A glimpse of Nikki Finke career
Finke was both respected and feared in the industry for revealing secrets. She did this first through her column in L.A. Weekly, Deadline Hollywood, which she later turned into a website.
She started Deadline Hollywood Daily on a Friday in 2006, and the following Sunday, she used a snarky live blog of the 78th Academy Awards to build her audience. Until 2009, when Penske Media Corp. bought it and hired Finke as editor-in-chief, one person mostly ran the site.
Why was finke the most feared writer?
Her legacy is a type of entertainment news made for the internet instead of print, focusing on being first, and getting exclusives. A 2011 article in The New York Times said she was Hollywood’s “most feared writer” in Hollywood.
Hammond also said Finke was brilliant because he knew how things work in the digital age. He said, “It changed the way Hollywood got their news.” “It was all the time. That’s how the news business has gone, and she was right in the middle of it.” He also said, “Hollywood is full of P.R. machines that try to control the story, but she wouldn’t let them.”
What did her peers comment?
On Sunday, the Times reached out to more than a dozen people in Finke’s field and peers. Most of them declined to comment or didn’t get back to the newspaper.

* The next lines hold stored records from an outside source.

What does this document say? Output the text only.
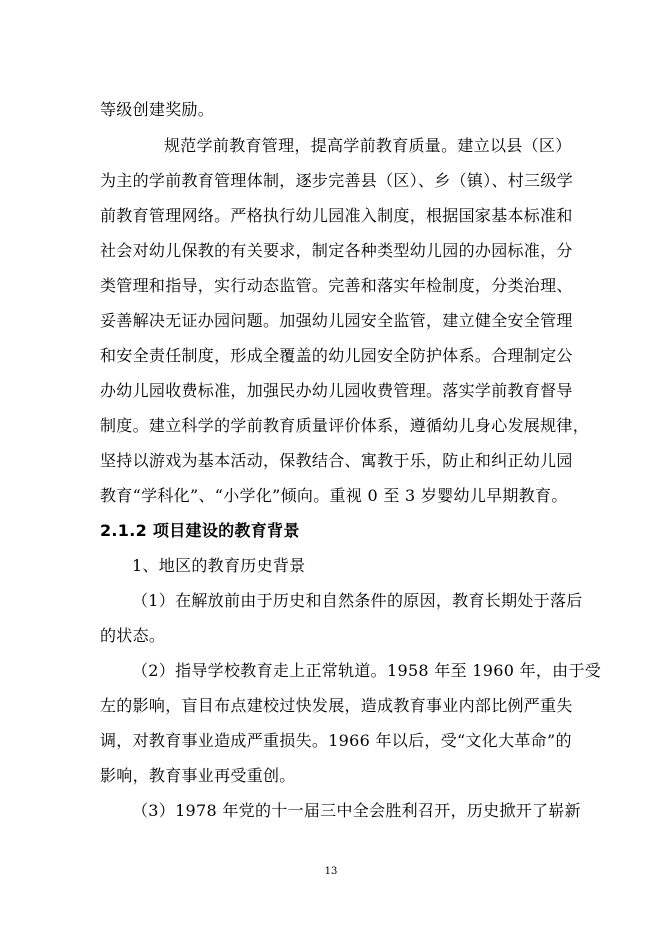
等级创建奖励。
规范学前教育管理，提高学前教育质量。建立以县（区）
为主的学前教育管理体制，逐步完善县（区）、乡（镇）、村三级学
前教育管理网络。严格执行幼儿园准入制度，根据国家基本标准和
社会对幼儿保教的有关要求，制定各种类型幼儿园的办园标准，分
类管理和指导，实行动态监管。完善和落实年检制度，分类治理、
妥善解决无证办园问题。加强幼儿园安全监管，建立健全安全管理
和安全责任制度，形成全覆盖的幼儿园安全防护体系。合理制定公
办幼儿园收费标准，加强民办幼儿园收费管理。落实学前教育督导
制度。建立科学的学前教育质量评价体系，遵循幼儿身心发展规律，
坚持以游戏为基本活动，保教结合、寓教于乐，防止和纠正幼儿园
教育“学科化”、“小学化”倾向。重视 0 至 3 岁婴幼儿早期教育。
2.1.2 项目建设的教育背景
1、地区的教育历史背景
（1）在解放前由于历史和自然条件的原因，教育长期处于落后
的状态。
（2）指导学校教育走上正常轨道。1958 年至 1960 年，由于受
左的影响，盲目布点建校过快发展，造成教育事业内部比例严重失
调，对教育事业造成严重损失。1966 年以后，受“文化大革命”的
影响，教育事业再受重创。
（3）1978 年党的十一届三中全会胜利召开，历史掀开了崭新
13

Sharon Waxman, who started The Wrap and was once Finke’s friend but is now her fierce rival and sworn enemy, called Finke “a tragic figure.”
Waxman said, “She was a very talented journalist who paved the way for what digital media could look like in the early days of the internet.” In the end, “her “scorched-earth” tactics made it impossible for her to be a long-term player in this industry.”
How did she contribute to the industry?
She later worked as a staff writer for the L.A. Times in the late 1980s and early 1990s. She also wrote for Newsweek and New York Magazine. After a few years, she got a freelance job with the New York Post writing about entertainment news.
Finke went on to write her Deadline Hollywood column for L.A. Weekly. She had just moved it online when the 2007 Hollywood writers’ strike started. Agents, executives, and assistants were dying to know what was happening behind the scenes, and Finke did not let them down.
When trade publications covered Hollywood in a way that was friendly to the studios, her direct reporting style won her a lot of fans. Since the trades depended on advertising money from the studios and T.V. networks, they didn’t seem to want to fight with the people who paid their bills.